The GAL sought judgment against the aunt and NYCB for lost interest and legal fees incurred in securing the funds back for the infant. The Court granted the application finding NYCB and the aunt jointly and severally liable for lost interest, and counsel fees for her failure to protect the infant’s property. But the determination as to whether to revoke the letters of guardianship was held in abeyance “pending a further report by the guardian ad litem as to whether a suitable successor property guardian in New York can be identified and/or whether the addition of a co-guardian who is a New York domiciliary knowledgeable about maintaining bank accounts and filing the requisite documents with the court is possible.” In the meantime, the letters of the guardianship of the infant’s property issued to the aunt remain suspended by the Court.

Seller Entitled To Keep Down Payment

Seller Entitled To Keep Down Payment

In Feldshteyn v. Brighton Beach 2012, LLC, the buyers sought the return of their $55,000 down payment for the purchase of a condominium unit, and parking space, at a development known as Brighton by the Sea Condominiums in Brooklyn. They failed to close on the deal and the seller retained the down payment as liquidated damages, pursuant to the purchase agreement. The seller’s motion to dismiss the action was granted and it was allowed to keep the down payment.

Most real estate contracts in New York contain a provision entitling a seller to keep the down payment as “liquidated damages” if the purchaser refuses to close for a reason not contemplated in the contract of sale.

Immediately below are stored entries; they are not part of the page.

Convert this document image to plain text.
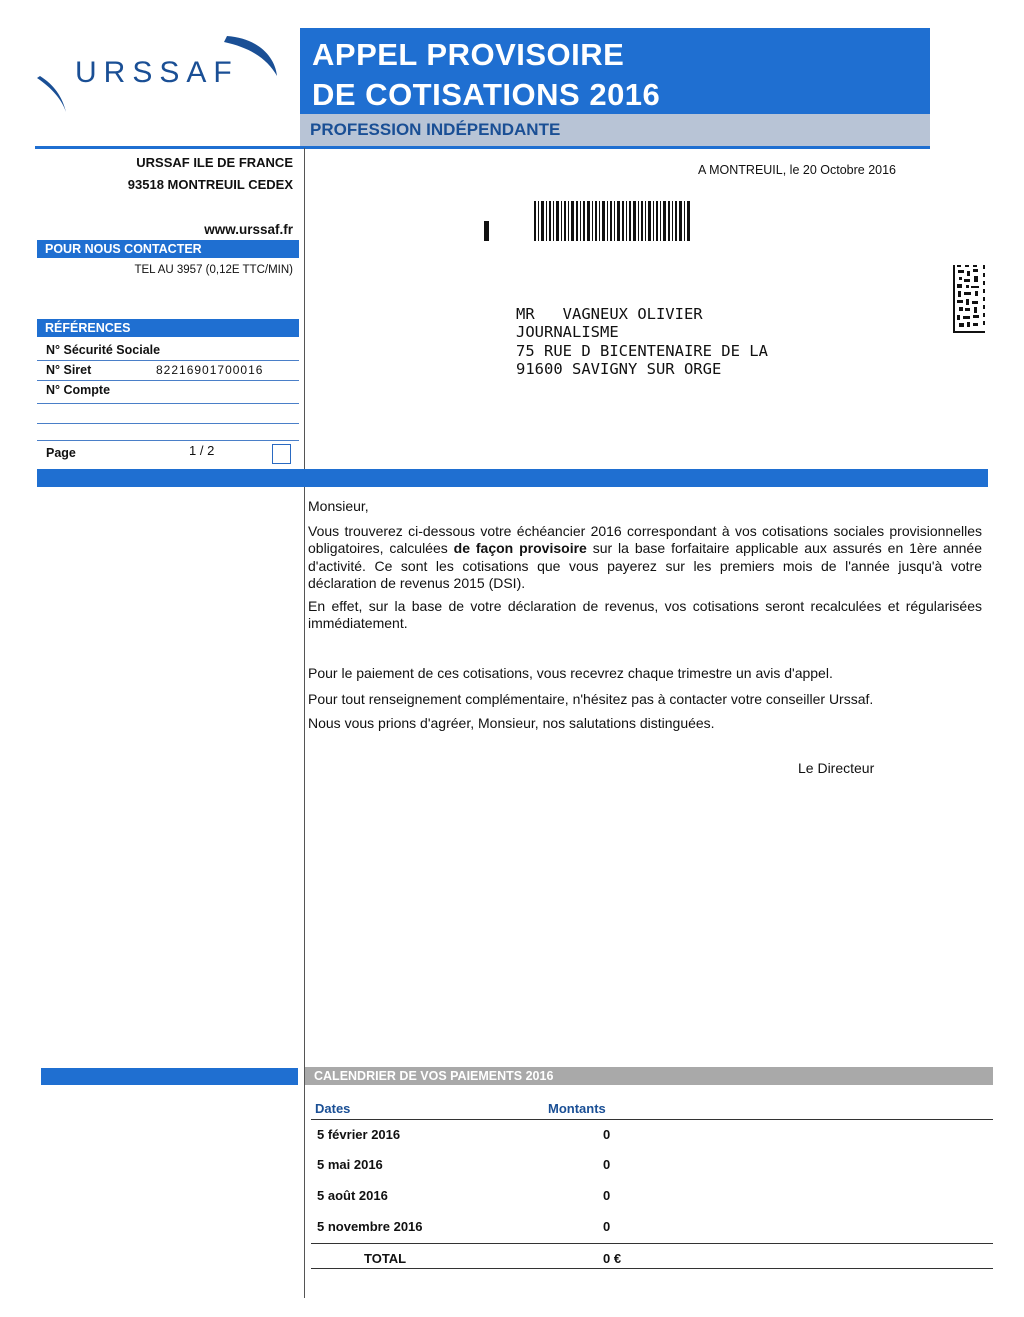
URSSAF
APPEL PROVISOIRE
DE COTISATIONS 2016
PROFESSION INDÉPENDANTE
URSSAF ILE DE FRANCE
93518 MONTREUIL CEDEX
www.urssaf.fr
POUR NOUS CONTACTER
TEL AU 3957 (0,12E TTC/MIN)
RÉFÉRENCES
N° Sécurité Sociale
N° Siret	82216901700016
N° Compte
Page	1 / 2
A MONTREUIL, le 20 Octobre 2016
MR   VAGNEUX OLIVIER
JOURNALISME
75 RUE D BICENTENAIRE DE LA
91600 SAVIGNY SUR ORGE

Monsieur,

Vous trouverez ci-dessous votre échéancier 2016 correspondant à vos cotisations sociales provisionnelles obligatoires, calculées de façon provisoire sur la base forfaitaire applicable aux assurés en 1ère année d'activité. Ce sont les cotisations que vous payerez sur les premiers mois de l'année jusqu'à votre déclaration de revenus 2015 (DSI).

En effet, sur la base de votre déclaration de revenus, vos cotisations seront recalculées et régularisées immédiatement.

Pour le paiement de ces cotisations, vous recevrez chaque trimestre un avis d'appel.

Pour tout renseignement complémentaire, n'hésitez pas à contacter votre conseiller Urssaf.

Nous vous prions d'agréer, Monsieur, nos salutations distinguées.

Le Directeur
CALENDRIER DE VOS PAIEMENTS 2016
Dates	Montants
5 février 2016	0
5 mai 2016	0
5 août 2016	0
5 novembre 2016	0
TOTAL	0 €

This provision is routinely upheld by the courts.

Here, the buyers argued they did not appear for a scheduled closing on April 22, 2013, because they thought the closing date was set for April 28, 2013. They also claimed it was represented to them by the seller that the subject parking space associated with the purchase could accommodate two cars, but in reality could only accommodate one. Also, the buyers argued that their engineer discovered various building code violations in the unit.

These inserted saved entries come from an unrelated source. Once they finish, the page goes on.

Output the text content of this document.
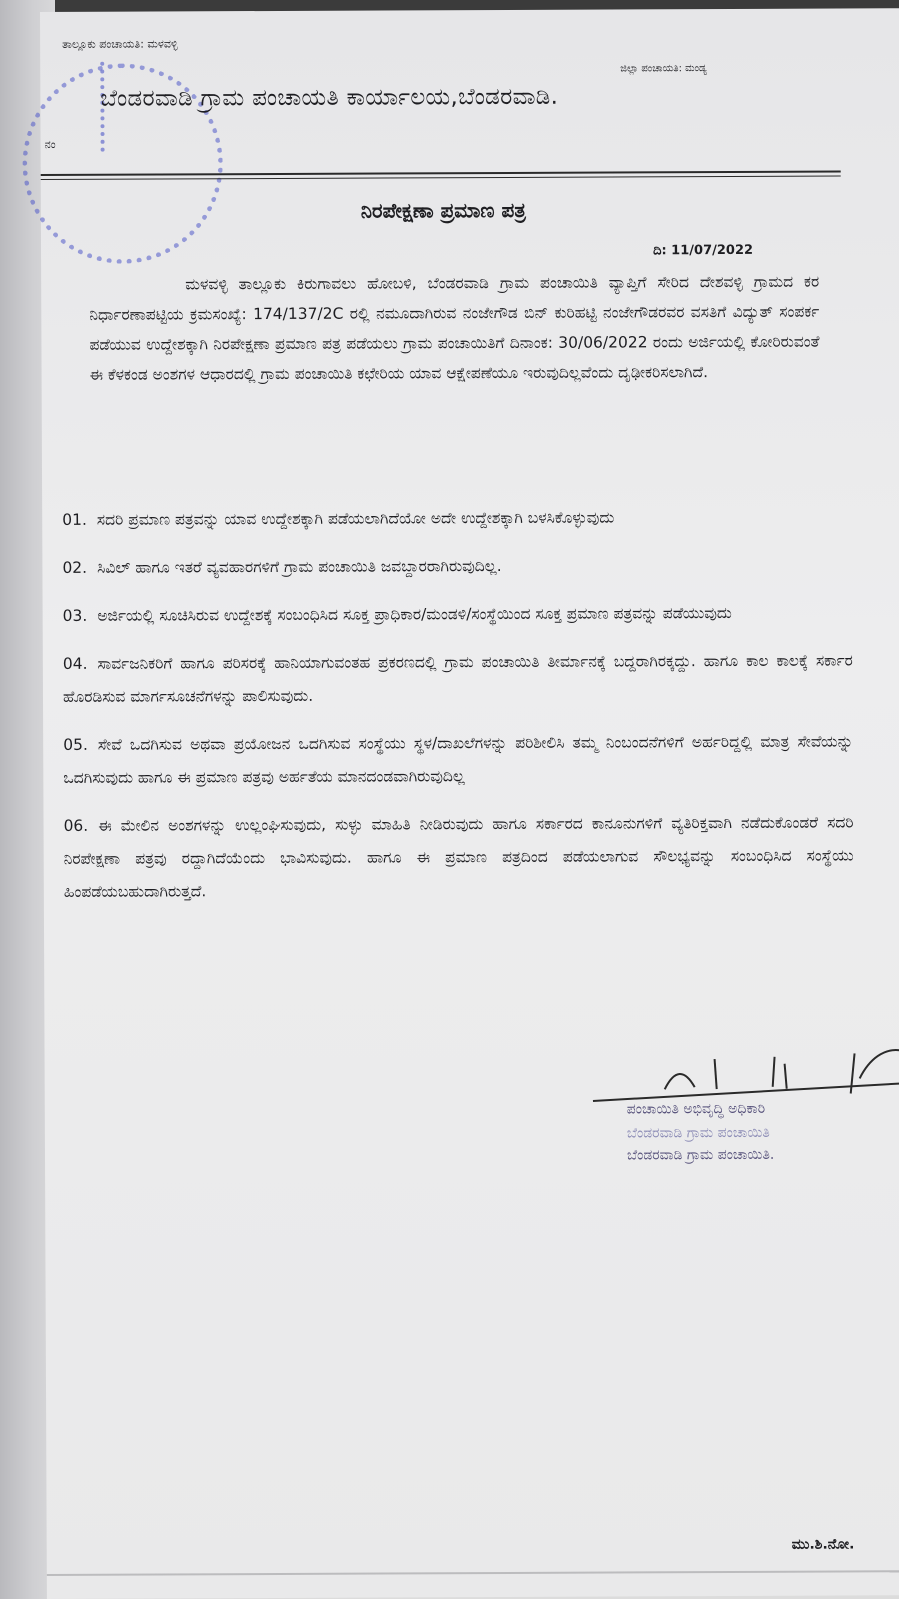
ತಾಲ್ಲೂಕು ಪಂಚಾಯತಿ: ಮಳವಳ್ಳಿ
ಜಿಲ್ಲಾ ಪಂಚಾಯತಿ: ಮಂಡ್ಯ
ಬೆಂಡರವಾಡಿ ಗ್ರಾಮ ಪಂಚಾಯತಿ ಕಾರ್ಯಾಲಯ,ಬೆಂಡರವಾಡಿ.
ನಂ
ನಿರಪೇಕ್ಷಣಾ ಪ್ರಮಾಣ ಪತ್ರ
ದಿ: 11/07/2022
ಮಳವಳ್ಳಿ ತಾಲ್ಲೂಕು ಕಿರುಗಾವಲು ಹೋಬಳಿ, ಬೆಂಡರವಾಡಿ ಗ್ರಾಮ ಪಂಚಾಯಿತಿ ವ್ಯಾಪ್ತಿಗೆ ಸೇರಿದ ದೇಶವಳ್ಳಿ ಗ್ರಾಮದ ಕರ ನಿರ್ಧಾರಣಾಪಟ್ಟಿಯ ಕ್ರಮಸಂಖ್ಯೆ: 174/137/2C ರಲ್ಲಿ ನಮೂದಾಗಿರುವ ನಂಜೇಗೌಡ ಬಿನ್ ಕುರಿಹಟ್ಟಿ ನಂಜೇಗೌಡರವರ ವಸತಿಗೆ ವಿದ್ಯುತ್ ಸಂಪರ್ಕ ಪಡೆಯುವ ಉದ್ದೇಶಕ್ಕಾಗಿ ನಿರಪೇಕ್ಷಣಾ ಪ್ರಮಾಣ ಪತ್ರ ಪಡೆಯಲು ಗ್ರಾಮ ಪಂಚಾಯಿತಿಗೆ ದಿನಾಂಕ: 30/06/2022 ರಂದು ಅರ್ಜಿಯಲ್ಲಿ ಕೋರಿರುವಂತೆ ಈ ಕೆಳಕಂಡ ಅಂಶಗಳ ಆಧಾರದಲ್ಲಿ ಗ್ರಾಮ ಪಂಚಾಯಿತಿ ಕಛೇರಿಯ ಯಾವ ಆಕ್ಷೇಪಣೆಯೂ ಇರುವುದಿಲ್ಲವೆಂದು ದೃಢೀಕರಿಸಲಾಗಿದೆ.
01. ಸದರಿ ಪ್ರಮಾಣ ಪತ್ರವನ್ನು ಯಾವ ಉದ್ದೇಶಕ್ಕಾಗಿ ಪಡೆಯಲಾಗಿದೆಯೋ ಅದೇ ಉದ್ದೇಶಕ್ಕಾಗಿ ಬಳಸಿಕೊಳ್ಳುವುದು
02. ಸಿವಿಲ್ ಹಾಗೂ ಇತರೆ ವ್ಯವಹಾರಗಳಿಗೆ ಗ್ರಾಮ ಪಂಚಾಯಿತಿ ಜವಬ್ದಾರರಾಗಿರುವುದಿಲ್ಲ.
03. ಅರ್ಜಿಯಲ್ಲಿ ಸೂಚಿಸಿರುವ ಉದ್ದೇಶಕ್ಕೆ ಸಂಬಂಧಿಸಿದ ಸೂಕ್ತ ಪ್ರಾಧಿಕಾರ/ಮಂಡಳಿ/ಸಂಸ್ಥೆಯಿಂದ ಸೂಕ್ತ ಪ್ರಮಾಣ ಪತ್ರವನ್ನು ಪಡೆಯುವುದು
04. ಸಾರ್ವಜನಿಕರಿಗೆ ಹಾಗೂ ಪರಿಸರಕ್ಕೆ ಹಾನಿಯಾಗುವಂತಹ ಪ್ರಕರಣದಲ್ಲಿ ಗ್ರಾಮ ಪಂಚಾಯಿತಿ ತೀರ್ಮಾನಕ್ಕೆ ಬದ್ದರಾಗಿರಕ್ಕದ್ದು. ಹಾಗೂ ಕಾಲ ಕಾಲಕ್ಕೆ ಸರ್ಕಾರ ಹೊರಡಿಸುವ ಮಾರ್ಗಸೂಚನೆಗಳನ್ನು ಪಾಲಿಸುವುದು.
05. ಸೇವೆ ಒದಗಿಸುವ ಅಥವಾ ಪ್ರಯೋಜನ ಒದಗಿಸುವ ಸಂಸ್ಥೆಯು ಸ್ಥಳ/ದಾಖಲೆಗಳನ್ನು ಪರಿಶೀಲಿಸಿ ತಮ್ಮ ನಿಂಬಂದನೆಗಳಿಗೆ ಅರ್ಹರಿದ್ದಲ್ಲಿ ಮಾತ್ರ ಸೇವೆಯನ್ನು ಒದಗಿಸುವುದು ಹಾಗೂ ಈ ಪ್ರಮಾಣ ಪತ್ರವು ಅರ್ಹತೆಯ ಮಾನದಂಡವಾಗಿರುವುದಿಲ್ಲ
06. ಈ ಮೇಲಿನ ಅಂಶಗಳನ್ನು ಉಲ್ಲಂಘಿಸುವುದು, ಸುಳ್ಳು ಮಾಹಿತಿ ನೀಡಿರುವುದು ಹಾಗೂ ಸರ್ಕಾರದ ಕಾನೂನುಗಳಿಗೆ ವ್ಯತಿರಿಕ್ತವಾಗಿ ನಡೆದುಕೊಂಡರೆ ಸದರಿ ನಿರಪೇಕ್ಷಣಾ ಪತ್ರವು ರದ್ದಾಗಿದೆಯೆಂದು ಭಾವಿಸುವುದು. ಹಾಗೂ ಈ ಪ್ರಮಾಣ ಪತ್ರದಿಂದ ಪಡೆಯಲಾಗುವ ಸೌಲಭ್ಯವನ್ನು ಸಂಬಂಧಿಸಿದ ಸಂಸ್ಥೆಯು ಹಿಂಪಡೆಯಬಹುದಾಗಿರುತ್ತದೆ.
ಪಂಚಾಯಿತಿ ಅಭಿವೃದ್ಧಿ ಅಧಿಕಾರಿ
ಬೆಂಡರವಾಡಿ ಗ್ರಾಮ ಪಂಚಾಯಿತಿ
ಬೆಂಡರವಾಡಿ ಗ್ರಾಮ ಪಂಚಾಯಿತಿ.
ಮು.ಶಿ.ನೋ.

The contact of sale, however, was clear. The price was $550,000, and pursuant to its terms, the buyers gave the seller a down payment of $55,000. It also provided that “purchaser has been given an opportunity to examine the architectural plans for the above unit and for the building in which it is located.” The contract authorized one adjournment of the closing date of up to 10 days. It made the adjourned closing date “time of the essence,” providing “this means the Purchaser must close by the adjourned date. In the event that Purchaser does not close on the adjourned date, Purchaser may risk the loss of his or her Down Payment.”

The contract further stated: “If Seller elects to cancel this Agreement on account of Purchaser’s default, (I) Seller may retain all sums deposited by Purchaser hereunder…as liquidated damages…and upon retaining such sum, this Agreement shall be terminated and neither party shall have any further rights, obligations or liabilities or against the other and the parties shall be released and discharged from all obligations and liability under this Agreement and the Plan.”

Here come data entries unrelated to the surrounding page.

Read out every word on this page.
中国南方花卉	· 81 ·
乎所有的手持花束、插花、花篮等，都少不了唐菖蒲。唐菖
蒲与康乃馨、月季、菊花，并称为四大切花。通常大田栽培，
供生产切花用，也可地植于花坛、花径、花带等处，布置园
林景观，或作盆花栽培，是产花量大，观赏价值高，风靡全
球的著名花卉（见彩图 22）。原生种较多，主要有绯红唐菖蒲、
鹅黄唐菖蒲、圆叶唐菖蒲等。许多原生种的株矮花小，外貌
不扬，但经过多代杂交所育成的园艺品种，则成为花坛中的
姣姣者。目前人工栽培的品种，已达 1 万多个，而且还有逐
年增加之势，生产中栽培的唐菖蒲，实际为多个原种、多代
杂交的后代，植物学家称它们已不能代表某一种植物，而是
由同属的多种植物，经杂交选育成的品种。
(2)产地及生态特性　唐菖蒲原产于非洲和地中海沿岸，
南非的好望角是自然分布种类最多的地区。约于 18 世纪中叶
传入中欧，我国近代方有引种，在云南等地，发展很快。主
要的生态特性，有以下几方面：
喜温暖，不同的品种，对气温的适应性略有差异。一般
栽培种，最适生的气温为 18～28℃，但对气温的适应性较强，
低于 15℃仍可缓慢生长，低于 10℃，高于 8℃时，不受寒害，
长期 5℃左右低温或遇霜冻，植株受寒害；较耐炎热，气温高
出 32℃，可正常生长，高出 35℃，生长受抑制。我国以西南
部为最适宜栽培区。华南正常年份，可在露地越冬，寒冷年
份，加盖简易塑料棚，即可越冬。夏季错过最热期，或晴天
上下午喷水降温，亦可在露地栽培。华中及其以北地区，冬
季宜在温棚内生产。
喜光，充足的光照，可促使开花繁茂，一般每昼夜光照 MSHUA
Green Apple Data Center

The contract set February 5, 2013 as the closing date. The seller’s attorney, on March 20, 2013, sent a “Time of the Essence Notice” to the buyers’ real estate attorney scheduling the closing for April 22, 2013, with the seller “willing and able to deliver the Deed, transfer documents and all documentation in accordance with Contract of Sale.” The notice further provided that “if Purchaser does not tender the full balance of proceeds as required by the Contract of Sale, then the Purchaser shall be deemed to have materially defaulted and the down payment will be retained by Seller as liquidated damages. In such event the contract of sale shall be deemed cancelled.”

The Court found the buyers failed to provide documentary evidence showing the closing date as April 28, and did not provide a copy of their engineer’s report. Also, it noted there was nothing in writing showing the subject parking space could accommodate two cars. Because the buyers’ complaint made allegations that were clearly contradicted by the seller’s documentary evidence, the buyer was held to have defaulted, entitling the seller to retain the down payment.